The proc contents procedure can also be used on SAS views to print descriptor information of a SAS view. Here is the simplest example.
/* create a demo SAS view from SAS data set */
proc sql;
create view mylib.class_v as
select * from mylib.class;
quit;
/* print descriptor information */
proc contents data=mylib.class_v;
run;
Special SAS Data Sets
There are three types of special SAS data sets: Null Data Sets, Default Data Sets, and Automatic Naming Convention
1. Null SAS Data Sets
If you want to execute a DATA step but do not want to create a SAS data set, you can specify the keyword _NULL_ as the data set name.
The following statement begins a DATA step that does not create a data set:
data _null_;
Using _NULL_ causes SAS to execute the DATA step as if it were creating a new data set, but no observations or variables are written to an output data set.
This process is very efficient when you don’t need to create an output dataset, especially when you’re dealing with large data sets.
2. Default Data Sets
SAS remembers the most recently created (the last) SAS data set through the reserved name _LAST_.
When you execute a SAS DATA step or SAS PROC step without specifying an input data set, by default, SAS refers to the last created data set. It uses the _LAST_ data set.
3. Automatic Naming Convention
This feature is referred to as the DATAn naming convention.
If you do not specify a SAS data set name or the reserved name _NULL_ in a DATA statement while creating a data set, SAS automatically creates data sets with the names DATA1, DATA2, and so on, to successive data sets in the mentioned SAS library.
Here is the simple example that demonstrates how new SAS data sets are created through automatic naming convention.
/* Automatic Naming Convention */
/* it creates a new data set with name DATA1 */
data;
set sashelp.class;
run;
/* it creates another new data set with name DATA2 */
data;
set sashelp.class;
run;
SAS Built-In Data Sets
These Data Sets are already available in the installed SAS software. When you log in into SAS Studio, all the built-in data sets are default available to everyone. These data sets can be accessed through SAS library references.
Built-In Libraries With Data Sets:
- SASHELP
- MAPS
- MAPSSAS
- STPSAMP
You have the read only access, it means you can’t modify those data sets. You can read, analyse, perform calculations, and use it in the report.
Here’s how SAS built-in data sets look like and can be accessed at any time as soon as you initiate a SAS session.
FAQ – SAS Data Sets
A SAS data set is a structured file containing data organized in rows and columns, similar to a table or spreadsheet. It consists of one or more observations (rows) and variables (columns) that hold data values.
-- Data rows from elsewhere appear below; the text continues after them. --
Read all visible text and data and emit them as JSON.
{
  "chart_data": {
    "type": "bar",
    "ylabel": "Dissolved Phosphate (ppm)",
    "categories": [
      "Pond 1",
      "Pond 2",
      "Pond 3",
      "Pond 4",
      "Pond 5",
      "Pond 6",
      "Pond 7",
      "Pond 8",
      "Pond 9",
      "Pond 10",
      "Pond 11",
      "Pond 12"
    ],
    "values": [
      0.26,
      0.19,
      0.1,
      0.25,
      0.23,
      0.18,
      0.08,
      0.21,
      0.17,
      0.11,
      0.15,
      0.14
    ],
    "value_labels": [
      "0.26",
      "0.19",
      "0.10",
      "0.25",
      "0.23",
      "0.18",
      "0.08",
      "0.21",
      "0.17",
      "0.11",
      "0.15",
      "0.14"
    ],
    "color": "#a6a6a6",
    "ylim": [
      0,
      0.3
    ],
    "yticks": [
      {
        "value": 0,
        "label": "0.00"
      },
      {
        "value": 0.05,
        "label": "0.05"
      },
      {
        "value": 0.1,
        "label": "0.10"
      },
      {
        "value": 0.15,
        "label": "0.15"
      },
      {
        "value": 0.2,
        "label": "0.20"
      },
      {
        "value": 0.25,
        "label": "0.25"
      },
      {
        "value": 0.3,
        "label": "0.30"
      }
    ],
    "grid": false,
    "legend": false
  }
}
SAS data sets serve as the fundamental unit for data storage, manipulation, and analysis within the SAS environment.
SAS Data Sets can be created in several ways. They can be generated by importing external data files into SAS, created through data manipulation and transformation using SAS procedures or DATA steps, or generated as output from statistical analyses or data processing tasks within SAS. Once created, SAS data sets can be modified, appended, or combined to suit analytical requirements.
A SAS data set comprises two main components: variables and observations. Variables represent the columns of the data set and hold the actual data values, while observations represent the rows and contain the values for each variable. Additionally, SAS data sets may include other metadata such as variable labels, formats, and informats, which provide additional information about the data contained within the data set.